---
name: meeting-summary-template
description: "Turn a raw transcript into a decision-focused recap: outcomes, owners, deadlines, open threads."
title: Meeting Summary Template
category: productivity-ops
difficulty: beginner
license: MIT
author: admin
source_url: "https://github.com/anthropics/anthropic-cookbook"
icon: 📝
input: text
output: markdown
phase: transform
domain: ops
tags: meeting-minutes,transcript-processing,decision-extraction,action-items,prompt-schema,structured-output,noise-filtering,owner-assignment,deadline-tracking,markdown-formatting,whisper-json,follow-up-optimization
best_for:
  - Post-meeting recaps for distributed teams
  - Converting Whisper/Otter transcripts to actionable minutes
  - Distilling decisions and owners from unstructured discussion logs
  - Streamlining follow-up workflows and accountability tracking
---

## Description

A prompt + schema skill that converts meeting transcripts into structured minutes. Enforces four mandatory sections: Decisions Made, Action Items (with owner + due date), Open Questions, and Out-of-Scope.

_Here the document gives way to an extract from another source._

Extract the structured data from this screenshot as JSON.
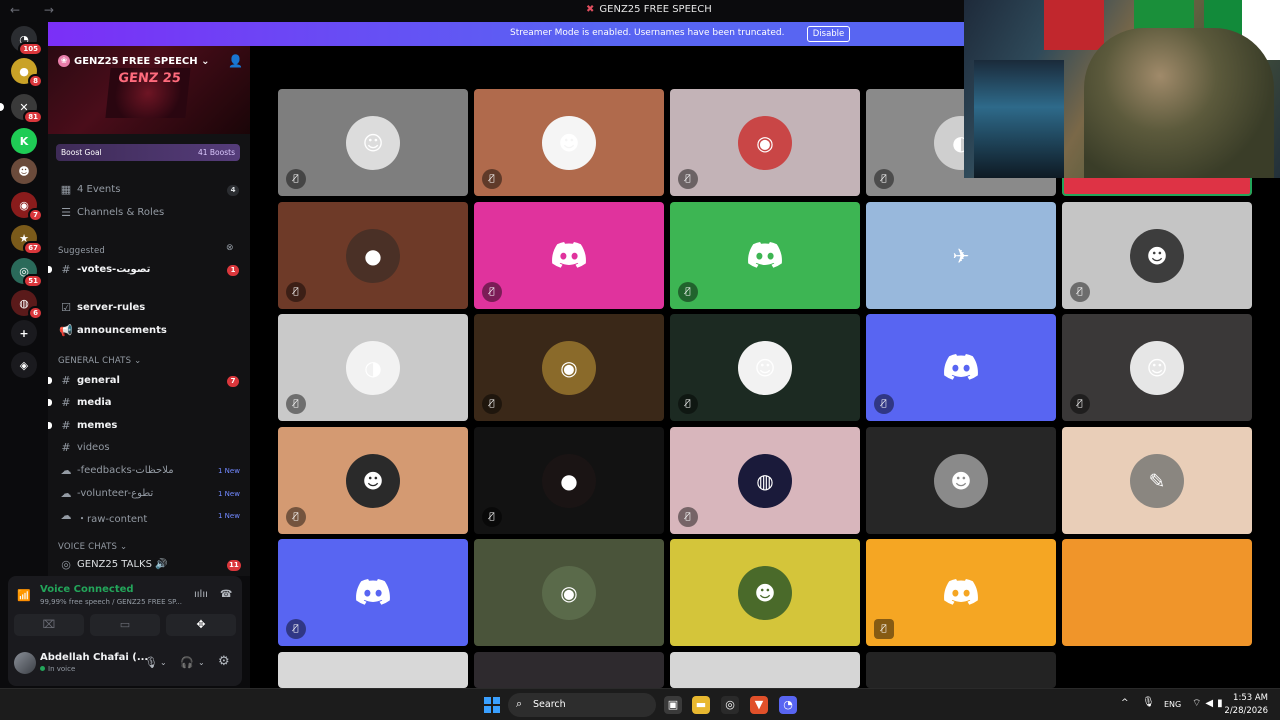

Optimized to strip filler and speculative talk.

## Why it works

Unstructured meeting summaries are useless a week later because they mirror the transcript's chaos. Decisions aren't what was discussed — they're what everyone agreed to. Action items aren't tasks raised — they're tasks *claimed* by a named owner. Forcing the template to reject anything without an owner or a decision verb filters 80% of the noise and leaves the 20% that drives follow-up.

## How it works

1) Ingest transcript (Whisper JSON with speaker labels is the sweet spot). 2) First pass: flag every sentence containing decision language ('we'll', 'agreed', 'decided', 'blocked on'). 3) Second pass: for each flagged sentence, resolve the speaker, the object, and a due-date if mentioned. 4) Items without a clear owner get routed to 'Open Questions' instead of silently dropped. 5) Final output is markdown: ## Decisions, ## Action Items (table: owner, task, due), ## Open Questions, ## Out-of-Scope. Re-queries the LLM once to tighten verb tense + remove 'we should think about' hedge phrases.